Leading lawyers have said that a radical shake-up of online libel laws will be good news for journalists.
The Government announced last week that it is proposing to impose a new time limit on libel cases involving articles published on the internet. Currently every time an online article is downloaded it counts as a new publication – so the one-year time-limit on defamation claims does not apply.
- October 28, 2016
- November 4, 2013
- September 17, 2013
Media lawyer at Reynolds Porter Chamberlain, Jaron Lewis, said: “The current law was never designed for an internet age, and the introduction of a single publication rule is long overdue.”
Litigation lawyer at Wiggin, Caroline Kean, said: “I anticipate that after the consultation process there will be a change in the current law because it is an anachronism in the modern age to have this idea that there is an archive where every time you access it, there could be a new cause of action.”
Kean said the proposed changes are ‘very important – very good news for the press”.
She said: “What you [journalists] won’t have is this threat hanging over you forever that something you wrote years ago after you’ve lost your sources, after your witnesses have moved or died that someone might bring an action against you then. This is very significant because it is very hard to defend yourself after a long passage of time.”
One of the proposals under consideration is to extend the time period in which a claim can be brought. The proposal states the time limit should start when the defamed person has knowledge of the publication rather than starting when the defamatory statement is published.
Sarah Webb, partner and head of media and libel at Russell Jones and Walker, said: ‘Whilst we recognise that the multiple publication rule needs review in the light of the inevitable multiple publications on the internet and material remaining available for much longer than the original publisher would have anticipated, it is important, as the consultation process acknowledges, that this be balanced against a longer limitation period.”
But Lewis believes: ‘The reality is that claimants know straight away when they have been defamed.
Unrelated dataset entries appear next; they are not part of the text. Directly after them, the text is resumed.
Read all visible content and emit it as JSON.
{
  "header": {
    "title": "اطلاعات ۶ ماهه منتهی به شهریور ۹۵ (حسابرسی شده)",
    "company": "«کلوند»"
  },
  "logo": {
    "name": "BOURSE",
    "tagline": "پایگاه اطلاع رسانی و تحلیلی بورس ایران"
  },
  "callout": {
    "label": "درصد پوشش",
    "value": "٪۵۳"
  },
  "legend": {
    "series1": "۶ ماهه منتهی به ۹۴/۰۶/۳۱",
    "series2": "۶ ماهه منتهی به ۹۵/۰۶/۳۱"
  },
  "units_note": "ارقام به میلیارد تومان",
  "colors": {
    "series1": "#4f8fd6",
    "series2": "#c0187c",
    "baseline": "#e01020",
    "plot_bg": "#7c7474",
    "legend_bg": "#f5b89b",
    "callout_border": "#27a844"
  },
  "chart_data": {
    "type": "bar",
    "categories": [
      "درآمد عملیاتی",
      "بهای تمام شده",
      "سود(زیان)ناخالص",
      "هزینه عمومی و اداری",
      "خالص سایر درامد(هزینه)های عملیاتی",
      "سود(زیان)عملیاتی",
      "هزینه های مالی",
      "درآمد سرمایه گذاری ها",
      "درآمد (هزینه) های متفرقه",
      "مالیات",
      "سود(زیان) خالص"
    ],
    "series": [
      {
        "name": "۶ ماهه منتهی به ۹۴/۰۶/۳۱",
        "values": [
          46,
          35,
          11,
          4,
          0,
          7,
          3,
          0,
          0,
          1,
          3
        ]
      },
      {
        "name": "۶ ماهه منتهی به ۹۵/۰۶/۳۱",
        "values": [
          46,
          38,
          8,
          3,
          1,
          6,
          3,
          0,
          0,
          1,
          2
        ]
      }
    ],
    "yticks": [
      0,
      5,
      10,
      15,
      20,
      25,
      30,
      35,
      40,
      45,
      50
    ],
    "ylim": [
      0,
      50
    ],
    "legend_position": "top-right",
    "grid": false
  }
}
Extending the limitation period will just encourage people to bring stale claims.
“Defendants cannot be expected to defend claims many years after first publication – it is just not practical.”
The law which counts each internet download as new publication dates back to a case from 1849 where the Duke of Brunswick heard that he had been defamed in a London paper18 years earlier and sent his servant to find him a copy in the British Museum and then successfully sued.
Defamation and intellectual property lawyer David Hooper from Reynolds Porter Chamberlain said: “The idea of decided your internet law on the basis of some case in the middle of the 19 century is very dissatisfactory. The real problem was that it was possible to sue for things way in the past.
“It’s a consultation document – but it does look as if a sensible solution will come out of it regarding online archives. You can’t just go on suing because things are on online archives.
“You can’t go on suing forever and the real solution to archives isn’t that you should rewrite history but put a note [with the article] that things have been disputed or there has been a correction. If there is an amendment – people can see both sides. It seems to me a fair balance between people’s reputation and not having endless litigation.”